La fulminea e arditissima avanzata del XXIX Corpo d'Armata su Trento, sbarrando le vie della ritirata alle armate nemiche del Trentino, travolte ad occidente dalle truppe della VII armata e ad oriente da quelle della I, VI e IV, ha determinato ieri lo sfacelo totale del fronte avversario. Dal Brenta al Torre l'irresistibile slancio della XII, della VIII, della X armata e delle divisioni di cavalleria, ricaccia sempre più indietro il nemico fuggente.

Nella pianura, S.A.R. il Duca d'Aosta avanza rapidamente alla testa della sua invitta III armata, anelante di ritornare sulle posizioni da essa già vittoriosamente conquistate, che mai aveva perdute.

L'Esercito Austro-Ungarico è annientato: esso ha subito perdite gravissime nell'accanita resistenza dei primi giorni e nell'inseguimento ha perdute quantità ingentissime di materiale di ogni sorta e pressoché per intero i suoi magazzini e i depositi. Ha lasciato finora nelle nostre mani circa trecentomila prigionieri con interi stati maggiori e non meno di cinquemila cannoni.

I resti di quello che fu uno dei più potenti eserciti del mondo risalgono in disordine e senza speranza le valli che avevano disceso con orgogliosa sicurezza.

Il capo di stato maggiore dell'esercito, il generale Diaz

===English===
From the Supreme Headquarters 12:00 hours, November 4, 1918

The war against Austria-Hungary, which the Italian Army, inferior in number and equipment, began on 24 May 1915 under the leadership of His Majesty and supreme leader the King and conducted with unwavering faith and tenacious bravery without rest for 41 months, is won.

The gigantic battle, which opened on the 24th of last October and in which fifty-one Italian divisions, three British, two French, one Czechoslovak and a US regiment joined against seventy-three Austrian divisions, has now been concluded.

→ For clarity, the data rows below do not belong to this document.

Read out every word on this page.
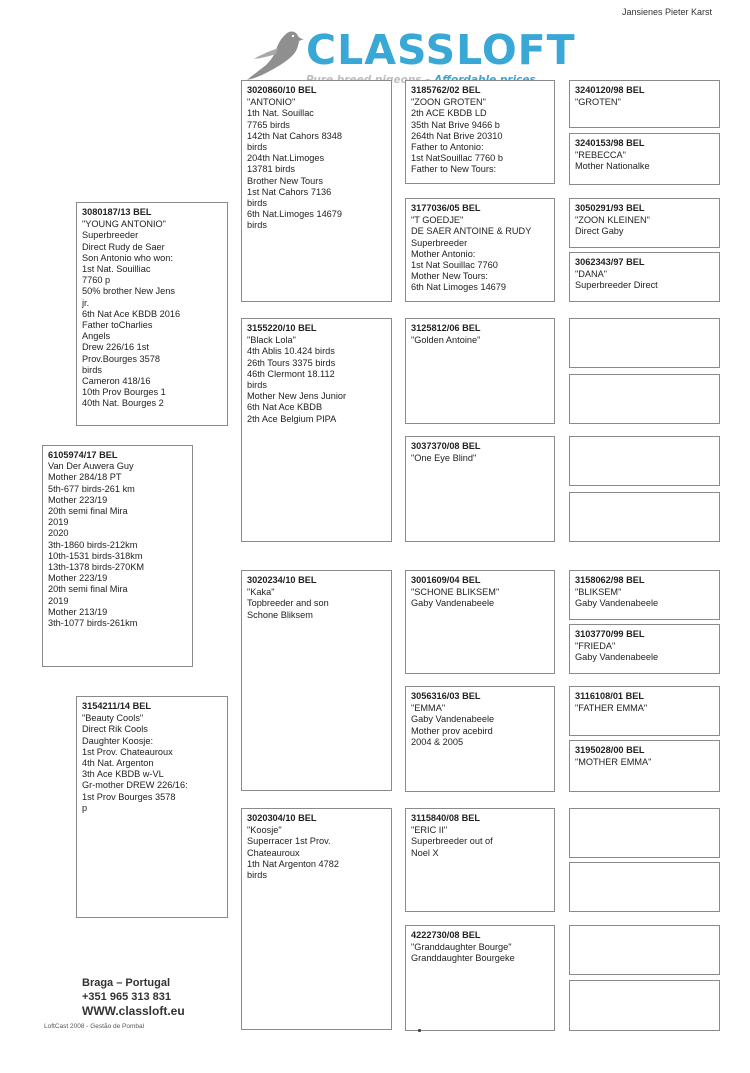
Jansienes Pieter Karst
CLASSLOFT
pigeons
6105974/17 BEL
Van Der Auwera Guy
Mother 284/18 PT
5th-677 birds-261 km
Mother 223/19
20th semi final Mira
2019
2020
3th-1860 birds-212km
10th-1531 birds-318km
13th-1378 birds-270KM
Mother 223/19
20th semi final Mira
2019
Mother 213/19
3th-1077 birds-261km
3080187/13 BEL
"YOUNG ANTONIO"
Superbreeder
Direct Rudy de Saer
Son Antonio who won:
1st Nat. Souilliac
7760 p
50% brother New Jens
jr.
6th Nat Ace KBDB 2016
Father toCharlies
Angels
Drew 226/16 1st
Prov.Bourges 3578
birds
Cameron 418/16
10th Prov Bourges 1
40th Nat. Bourges 2
3154211/14 BEL
"Beauty Cools"
Direct Rik Cools
Daughter Koosje:
1st Prov. Chateauroux
4th Nat. Argenton
3th Ace KBDB w-VL
Gr-mother DREW 226/16:
1st Prov Bourges 3578
p
3020860/10 BEL
"ANTONIO"
1th Nat. Souillac
7765 birds
142th Nat Cahors 8348
birds
204th Nat.Limoges
13781 birds
Brother New Tours
1st Nat Cahors 7136
birds
6th Nat.Limoges 14679
birds
3155220/10 BEL
"Black Lola"
4th Ablis 10.424 birds
26th Tours 3375 birds
46th Clermont 18.112
birds
Mother New Jens Junior
6th Nat Ace KBDB
2th Ace Belgium PIPA
3020234/10 BEL
"Kaka"
Topbreeder and son
Schone Bliksem
3020304/10 BEL
"Koosje"
Superracer 1st Prov.
Chateauroux
1th Nat Argenton 4782
birds
3185762/02 BEL
"ZOON GROTEN"
2th ACE KBDB LD
35th Nat Brive 9466 b
264th Nat Brive 20310
Father to Antonio:
1st NatSouillac 7760 b
Father to New Tours:
3177036/05 BEL
"T GOEDJE"
DE SAER ANTOINE & RUDY
Superbreeder
Mother Antonio:
1st Nat Souillac 7760
Mother New Tours:
6th Nat Limoges 14679
3125812/06 BEL
"Golden Antoine"
3037370/08 BEL
"One Eye Blind"
3001609/04 BEL
"SCHONE BLIKSEM"
Gaby Vandenabeele
3056316/03 BEL
"EMMA"
Gaby Vandenabeele
Mother prov acebird
2004 & 2005
3115840/08 BEL
"ERIC II"
Superbreeder out of
Noel X
4222730/08 BEL
"Granddaughter Bourge"
Granddaughter Bourgeke
3240120/98 BEL
"GROTEN"
3240153/98 BEL
"REBECCA"
Mother Nationalke
3050291/93 BEL
"ZOON KLEINEN"
Direct Gaby
3062343/97 BEL
"DANA"
Superbreeder Direct
3158062/98 BEL
"BLIKSEM"
Gaby Vandenabeele
3103770/99 BEL
"FRIEDA"
Gaby Vandenabeele
3116108/01 BEL
"FATHER EMMA"
3195028/00 BEL
"MOTHER EMMA"
Braga – Portugal
+351 965 313 831
WWW.classloft.eu
LoftCast 2008 - Gestão de Pombal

The lightning-fast and most audacious advance of the XXIX Army Corps on Trento, blocking the retreat of the enemy armies from Trentino, as they were overwhelmed from the west by the troops of the 8th Army and from the east by those of the I, VI, and the IV Armies, led to the utter collapse of the enemy's front. From the Brenta to the Torre, the fleeing enemy is pushed ever further back by the irresistible onslaught of the XII, VIII, X Armies and of the cavalry divisions.

In the plains, His Royal Highness the Duke of Aosta is advancing at the head of his undefeated III Army, eager to return to the previously successfully conquered positions, which they had never lost.

The Austro-Hungarian Army is now vanquished: it suffered terrible losses in the dogged resistance of the early days, and during the pursuit it lost an enormous quantity of materials of every kind as well as almost all its stockpiles and supply depots. The Austro-Hungarian Army has so far left about 300,000 prisoners of war in our hands along with entire general staffs and at least 5,000 pieces of artillery.

The remnants of what was one of the world's most powerful armies are returning in hopelessness and chaos up the valleys from which they had descended with boastful confidence.